Von den bereits vorhandenen Strukturen des traditionellen Sports profitieren NBA 2K oder auch die Fußball-Serie „Fifa“ natürlich. Zugleich werden die Sportsimulationen jedoch auch immer an ihren analogen Originalen gemessen. „Das ist der Nachteil bei Sporttiteln“, glaubt Jannis Neumann, der lange für das Team des FC Bayern gespielt hat: „Andere Spiele wie ‚League of Legends‘ oder ‚Fortnite‘ haben keine realen Vorlagen.“
[Mehr guten Sport aus lokaler Sicht finden Sie – wie auch Politik und Kultur – in unseren Leute-Newslettern aus den zwölf Berliner Bezirken. Hier kostenlos zu bestellen: leute.tagesspiegel.de]
Im Februar gab es eine Art Klassentreffen der deutschen 2K-Teams bei einem Turnier in Oldenburg. Neumann holte mit seinen Münchner Kollegen den Pokal. Danach verfolgten sie gemeinsam den Draft für die neue Saison der 2K-League, für den auch er und drei seiner Mitspieler sich über ein Turnier in London qualifiziert hatten. Doch nicht ein einziger Europäer wurde an diesem Abend ausgewählt. Dafür erstmals ein Chinese. „Asien ist die Priorität für die 2K-League, weil der E-Sport dort einfach viel anerkannter ist“, sagt Neumann. So wird zur kommenden Saison auch erstmals ein Team aus Shanghai in der 2K-League starten. Die Begeisterung sowohl für E-Sport als auch für die NBA ist in China nach wie vor um Welten größer als in Deutschland, der Markt ohnehin.
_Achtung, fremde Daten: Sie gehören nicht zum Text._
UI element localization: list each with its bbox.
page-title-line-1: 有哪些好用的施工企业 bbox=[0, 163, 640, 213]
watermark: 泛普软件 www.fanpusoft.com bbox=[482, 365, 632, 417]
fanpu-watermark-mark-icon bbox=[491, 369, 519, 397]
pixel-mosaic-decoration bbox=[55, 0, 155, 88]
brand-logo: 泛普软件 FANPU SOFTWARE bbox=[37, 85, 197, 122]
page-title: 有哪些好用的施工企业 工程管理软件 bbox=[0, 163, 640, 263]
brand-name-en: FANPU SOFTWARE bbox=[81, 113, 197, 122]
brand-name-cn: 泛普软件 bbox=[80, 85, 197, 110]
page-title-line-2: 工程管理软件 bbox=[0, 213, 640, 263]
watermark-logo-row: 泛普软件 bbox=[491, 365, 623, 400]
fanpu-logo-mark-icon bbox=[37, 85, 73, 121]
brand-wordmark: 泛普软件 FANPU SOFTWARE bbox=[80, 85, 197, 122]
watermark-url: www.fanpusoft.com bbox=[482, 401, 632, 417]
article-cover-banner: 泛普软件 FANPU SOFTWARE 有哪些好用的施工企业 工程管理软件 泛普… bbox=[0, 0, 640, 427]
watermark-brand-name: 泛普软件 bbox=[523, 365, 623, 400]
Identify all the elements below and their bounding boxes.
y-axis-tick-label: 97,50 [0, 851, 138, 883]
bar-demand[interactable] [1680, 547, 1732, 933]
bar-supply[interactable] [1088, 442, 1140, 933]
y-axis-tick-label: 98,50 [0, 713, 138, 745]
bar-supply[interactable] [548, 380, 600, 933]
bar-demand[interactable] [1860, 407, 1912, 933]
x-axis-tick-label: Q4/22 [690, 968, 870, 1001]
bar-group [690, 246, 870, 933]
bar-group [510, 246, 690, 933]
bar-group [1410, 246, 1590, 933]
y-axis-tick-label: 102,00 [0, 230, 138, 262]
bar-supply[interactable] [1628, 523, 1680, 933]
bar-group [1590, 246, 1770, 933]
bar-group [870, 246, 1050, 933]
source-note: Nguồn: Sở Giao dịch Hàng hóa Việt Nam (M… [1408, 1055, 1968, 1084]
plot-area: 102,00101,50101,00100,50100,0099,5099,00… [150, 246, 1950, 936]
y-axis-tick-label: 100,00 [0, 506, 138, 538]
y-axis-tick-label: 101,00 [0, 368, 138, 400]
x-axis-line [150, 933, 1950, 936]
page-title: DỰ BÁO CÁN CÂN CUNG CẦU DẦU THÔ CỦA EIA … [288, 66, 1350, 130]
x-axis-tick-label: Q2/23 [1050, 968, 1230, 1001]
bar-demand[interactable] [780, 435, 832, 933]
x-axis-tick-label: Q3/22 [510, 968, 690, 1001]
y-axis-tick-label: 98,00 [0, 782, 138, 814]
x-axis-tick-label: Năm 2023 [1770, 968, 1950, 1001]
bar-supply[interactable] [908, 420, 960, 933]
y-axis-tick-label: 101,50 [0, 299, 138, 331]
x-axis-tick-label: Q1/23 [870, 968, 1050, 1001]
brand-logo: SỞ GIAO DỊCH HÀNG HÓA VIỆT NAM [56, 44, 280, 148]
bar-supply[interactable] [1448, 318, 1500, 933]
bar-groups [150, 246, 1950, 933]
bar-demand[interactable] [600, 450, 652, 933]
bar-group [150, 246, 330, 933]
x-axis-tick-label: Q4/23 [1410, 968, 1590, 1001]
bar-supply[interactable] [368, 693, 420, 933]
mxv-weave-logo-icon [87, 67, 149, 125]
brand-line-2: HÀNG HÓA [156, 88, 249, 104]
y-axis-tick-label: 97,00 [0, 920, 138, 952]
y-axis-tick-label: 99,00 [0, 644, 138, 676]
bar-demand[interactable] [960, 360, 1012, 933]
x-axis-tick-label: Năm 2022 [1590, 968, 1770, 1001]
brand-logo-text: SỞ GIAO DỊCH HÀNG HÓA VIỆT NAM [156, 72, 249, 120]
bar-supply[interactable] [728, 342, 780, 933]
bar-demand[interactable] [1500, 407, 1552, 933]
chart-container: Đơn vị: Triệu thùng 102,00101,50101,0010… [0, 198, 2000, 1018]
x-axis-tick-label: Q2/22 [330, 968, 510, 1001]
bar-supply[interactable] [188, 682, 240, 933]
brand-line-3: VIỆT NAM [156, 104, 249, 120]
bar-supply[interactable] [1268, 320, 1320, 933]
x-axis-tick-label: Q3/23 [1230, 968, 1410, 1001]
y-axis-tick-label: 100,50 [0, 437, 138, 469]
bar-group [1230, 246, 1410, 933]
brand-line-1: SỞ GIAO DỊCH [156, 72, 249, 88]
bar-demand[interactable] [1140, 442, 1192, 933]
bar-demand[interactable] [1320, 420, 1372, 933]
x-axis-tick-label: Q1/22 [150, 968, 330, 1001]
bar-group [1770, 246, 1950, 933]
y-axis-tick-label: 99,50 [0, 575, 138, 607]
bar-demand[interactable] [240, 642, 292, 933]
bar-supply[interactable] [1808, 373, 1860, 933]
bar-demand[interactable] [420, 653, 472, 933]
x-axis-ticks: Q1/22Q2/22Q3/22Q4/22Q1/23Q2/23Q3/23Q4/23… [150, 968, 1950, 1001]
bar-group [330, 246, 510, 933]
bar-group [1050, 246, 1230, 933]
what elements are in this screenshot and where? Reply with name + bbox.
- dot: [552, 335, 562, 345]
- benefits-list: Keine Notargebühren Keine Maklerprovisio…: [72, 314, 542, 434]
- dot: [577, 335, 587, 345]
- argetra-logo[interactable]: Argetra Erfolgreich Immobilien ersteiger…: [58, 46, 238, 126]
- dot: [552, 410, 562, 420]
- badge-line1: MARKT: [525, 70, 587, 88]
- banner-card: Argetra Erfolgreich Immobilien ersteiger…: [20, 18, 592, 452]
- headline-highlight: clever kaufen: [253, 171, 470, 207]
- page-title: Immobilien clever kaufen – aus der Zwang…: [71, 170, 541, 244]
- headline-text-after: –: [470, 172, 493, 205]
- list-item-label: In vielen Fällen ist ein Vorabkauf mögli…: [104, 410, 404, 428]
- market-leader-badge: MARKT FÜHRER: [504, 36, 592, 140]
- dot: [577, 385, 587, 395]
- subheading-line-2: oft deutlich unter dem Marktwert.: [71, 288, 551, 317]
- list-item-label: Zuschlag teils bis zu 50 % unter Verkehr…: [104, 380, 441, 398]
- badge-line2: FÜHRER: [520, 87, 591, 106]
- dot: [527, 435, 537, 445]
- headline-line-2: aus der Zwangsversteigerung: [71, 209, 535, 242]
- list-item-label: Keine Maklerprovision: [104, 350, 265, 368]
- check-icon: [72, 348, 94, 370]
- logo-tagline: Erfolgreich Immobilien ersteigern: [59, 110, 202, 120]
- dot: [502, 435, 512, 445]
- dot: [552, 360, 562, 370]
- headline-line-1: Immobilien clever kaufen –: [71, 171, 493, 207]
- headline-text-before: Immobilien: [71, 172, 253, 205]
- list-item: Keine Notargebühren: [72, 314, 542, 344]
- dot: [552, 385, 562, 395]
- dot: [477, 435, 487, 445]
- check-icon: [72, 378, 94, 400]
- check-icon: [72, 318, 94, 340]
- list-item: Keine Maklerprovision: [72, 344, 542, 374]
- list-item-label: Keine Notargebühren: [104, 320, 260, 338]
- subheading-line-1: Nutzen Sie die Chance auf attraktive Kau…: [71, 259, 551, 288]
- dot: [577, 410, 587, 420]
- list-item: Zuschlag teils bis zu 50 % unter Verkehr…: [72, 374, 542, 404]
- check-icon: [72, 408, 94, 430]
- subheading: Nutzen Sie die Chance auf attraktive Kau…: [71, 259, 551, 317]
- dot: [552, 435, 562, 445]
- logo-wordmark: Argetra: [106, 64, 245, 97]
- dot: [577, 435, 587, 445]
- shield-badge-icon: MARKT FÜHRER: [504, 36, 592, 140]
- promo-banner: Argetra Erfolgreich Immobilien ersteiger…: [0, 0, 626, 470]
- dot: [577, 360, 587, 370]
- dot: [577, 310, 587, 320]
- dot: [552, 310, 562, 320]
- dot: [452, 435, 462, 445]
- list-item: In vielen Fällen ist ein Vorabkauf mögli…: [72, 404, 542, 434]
Schwere Zeiten also für hiesige 2K-Spieler, das hat auch Neumann bemerkt. Er selbst hat sein Engagement beim FC Bayern nun erst einmal beendet. „Mal schauen, wie es weitergeht“, sagt er. Vielleicht wird er künftig mehr im Hintergrund arbeiten. Oder sogar auf Fifa umsteigen. Virtueller Basketball in einem Land, in dem der Basketball ohnehin schon vom alles vereinnahmenden Fußball zugekleistert und E-Sport obendrein noch allzu oft belächelt wird, das ist eben die Nische in der Nische.